Matt, who drove us down here for the week but then went back to Indy to work (How I am going to survive here without him, I do not know), did not have the pleasure, thusly, of meeting Ms. Louise, but he did get to hear me blather on all about her on the phone, and all about the horrible papers I'm grading and what exactly are my students doing all class while I'm teaching the material, oh and by the way how was the drive back.

He also, because he thinks of me even when I'm not around, sent me a link to this awesome artist who embroiders female merit badges.

They are awesome.

While I never earned the Applied Mascara or even the Pantyhose badges, really, I am all about the Fertility badges. Not only do I get the ones for the Pill and Pregnancy Scare and Inserting a Tampon, but I also get nicer ones like Bride, Pregnancy-- --and Breastfeeding: But now, of course, I totally want to add to the list. How about Tandem Breastfeeding? Working with Baby in Lap?

Hosting Child's Birthday Party? Taking Child to Emergency Room? Finding the Perfect Sports Bra?

Telling Former Teachers that You're Now a Teacher Yourself?

We all deserve an entire vest full of these.

Friday, March 13, 2009

I Want to Eat My Marker Roll

Because it looks so yummy.

I first saw the gorgeous patchwork colored pencil rolls in back around Christmas time, I think...

How long it can take something to stew in one's head before it comes to fruition: This doesn't follow the book's instructions step-by-step, but back when I read it I studied it until I figured out how the most striking construction elements worked, and so I imagine that my own marker roll has some very close similarities.

In particular, I copied the idea of the matching color patchwork-- --and the up-and-down, back-and-forth quilting: I like this, in particular, a LOT better than the other ways I've seen discussed of constructing crayon rolls, which is to sew up only to the edge of the pocket and then backstitch to hold the stitch, and then move over to the next place the pocket needs to be sewn and sew up to the edge there, etc.
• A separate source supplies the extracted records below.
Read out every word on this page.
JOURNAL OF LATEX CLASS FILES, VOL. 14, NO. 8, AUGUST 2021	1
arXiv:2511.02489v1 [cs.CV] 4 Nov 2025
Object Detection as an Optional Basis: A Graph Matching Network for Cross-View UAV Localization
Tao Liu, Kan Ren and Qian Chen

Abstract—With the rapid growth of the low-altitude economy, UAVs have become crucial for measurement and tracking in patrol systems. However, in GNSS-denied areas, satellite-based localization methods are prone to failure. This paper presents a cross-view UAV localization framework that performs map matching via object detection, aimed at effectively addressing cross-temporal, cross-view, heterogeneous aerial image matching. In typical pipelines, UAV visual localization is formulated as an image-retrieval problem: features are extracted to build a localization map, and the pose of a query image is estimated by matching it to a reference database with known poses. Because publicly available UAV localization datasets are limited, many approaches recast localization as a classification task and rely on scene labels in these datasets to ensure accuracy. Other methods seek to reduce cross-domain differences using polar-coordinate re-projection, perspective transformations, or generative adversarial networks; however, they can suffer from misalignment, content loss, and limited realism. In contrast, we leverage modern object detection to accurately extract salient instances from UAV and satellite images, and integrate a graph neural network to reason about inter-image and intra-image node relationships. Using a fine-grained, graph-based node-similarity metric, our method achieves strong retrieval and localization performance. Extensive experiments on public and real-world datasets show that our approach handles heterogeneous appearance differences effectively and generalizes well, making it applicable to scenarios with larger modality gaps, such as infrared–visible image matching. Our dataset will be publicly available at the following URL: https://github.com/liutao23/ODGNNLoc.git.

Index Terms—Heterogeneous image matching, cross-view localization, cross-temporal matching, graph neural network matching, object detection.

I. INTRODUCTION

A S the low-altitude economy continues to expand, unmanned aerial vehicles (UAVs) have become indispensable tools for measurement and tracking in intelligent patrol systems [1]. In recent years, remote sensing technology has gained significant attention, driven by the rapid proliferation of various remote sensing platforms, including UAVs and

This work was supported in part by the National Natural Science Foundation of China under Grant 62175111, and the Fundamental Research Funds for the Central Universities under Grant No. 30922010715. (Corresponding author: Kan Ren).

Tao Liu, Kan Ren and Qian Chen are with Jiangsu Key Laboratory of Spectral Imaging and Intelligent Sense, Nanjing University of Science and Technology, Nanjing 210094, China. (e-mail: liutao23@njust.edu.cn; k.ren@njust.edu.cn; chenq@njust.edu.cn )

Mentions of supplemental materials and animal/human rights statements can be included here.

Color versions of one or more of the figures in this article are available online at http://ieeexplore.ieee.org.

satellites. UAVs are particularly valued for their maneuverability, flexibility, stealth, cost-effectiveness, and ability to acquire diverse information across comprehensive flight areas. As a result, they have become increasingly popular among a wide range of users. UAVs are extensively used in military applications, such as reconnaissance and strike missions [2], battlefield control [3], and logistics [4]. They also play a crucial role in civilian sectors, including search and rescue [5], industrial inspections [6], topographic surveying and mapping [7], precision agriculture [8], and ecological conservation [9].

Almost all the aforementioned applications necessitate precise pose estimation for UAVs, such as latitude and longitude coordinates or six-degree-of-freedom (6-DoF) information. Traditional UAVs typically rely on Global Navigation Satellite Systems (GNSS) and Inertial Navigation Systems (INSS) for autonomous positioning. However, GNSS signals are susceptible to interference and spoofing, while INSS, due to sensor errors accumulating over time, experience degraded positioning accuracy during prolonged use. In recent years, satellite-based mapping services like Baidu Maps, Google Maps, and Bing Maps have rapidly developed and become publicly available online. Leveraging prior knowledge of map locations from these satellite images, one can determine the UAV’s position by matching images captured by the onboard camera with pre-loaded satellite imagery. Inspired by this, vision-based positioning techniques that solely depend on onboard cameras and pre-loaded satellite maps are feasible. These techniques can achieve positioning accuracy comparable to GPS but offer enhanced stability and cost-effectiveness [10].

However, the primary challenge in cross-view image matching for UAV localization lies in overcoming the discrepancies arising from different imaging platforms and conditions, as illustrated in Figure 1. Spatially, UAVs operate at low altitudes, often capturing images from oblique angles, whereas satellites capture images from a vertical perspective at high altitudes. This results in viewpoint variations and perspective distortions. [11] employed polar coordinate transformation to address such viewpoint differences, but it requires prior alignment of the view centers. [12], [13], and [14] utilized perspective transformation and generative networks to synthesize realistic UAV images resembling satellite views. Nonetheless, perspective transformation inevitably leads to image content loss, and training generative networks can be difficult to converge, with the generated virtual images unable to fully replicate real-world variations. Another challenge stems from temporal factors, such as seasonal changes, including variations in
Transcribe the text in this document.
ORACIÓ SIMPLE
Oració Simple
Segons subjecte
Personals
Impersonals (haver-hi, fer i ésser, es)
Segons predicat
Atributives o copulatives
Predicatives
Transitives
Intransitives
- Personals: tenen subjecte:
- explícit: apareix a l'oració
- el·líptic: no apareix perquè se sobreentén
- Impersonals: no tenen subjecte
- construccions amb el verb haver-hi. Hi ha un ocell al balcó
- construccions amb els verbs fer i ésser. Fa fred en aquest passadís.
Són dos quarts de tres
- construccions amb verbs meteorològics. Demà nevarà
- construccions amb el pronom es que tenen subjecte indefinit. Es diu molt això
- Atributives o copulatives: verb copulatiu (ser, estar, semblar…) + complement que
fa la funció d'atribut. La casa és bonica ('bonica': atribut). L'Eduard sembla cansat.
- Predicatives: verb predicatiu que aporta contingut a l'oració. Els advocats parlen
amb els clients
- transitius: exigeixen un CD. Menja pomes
When I made my own crayon rolls with that method, I was bored by the constant stop and start, and I disliked the look of the obvious backstitch.

This quilting method is quicker and cleaner looking.

I figured out the width of each pocket by measuring the length it took for a fabric tape measure to go from the tabletop, over the marker, and then back to the tabletop, adding a half-inch seam allowance. I measured the length of each piece as twice the length of my marker, then folded the whole thing up at the bottom to form the pocket, leaving space between the top of the marker and the top edge of the marker roll.

The marker roll's only flaw, as it pertains to my personal method of crafting, is that it requires some pretty specific color choices. Crafting primarily with recycled materials, I'm very used to working with what I already have or can cheaply obtain second-hand or from the recycling center. I'm NOT used to buying new fabric, and frankly, I was a little uncomfortable with it--consumerism isn't really the goal of my work, you know, although maybe you wouldn't know it if you saw all this fabric I bought just for these rolls:
I am going to look for some cotton button-down shirts at Goodwill tomorrow (50%-off storewide sale!) to use for this type of sewing, but I did make my peace with the new purchases a little by choosing that my outside fabric for these rolls be recycled blue jean denim. Makes it extra sturdy, I think.

Next up--a Micron pen roll, just for me!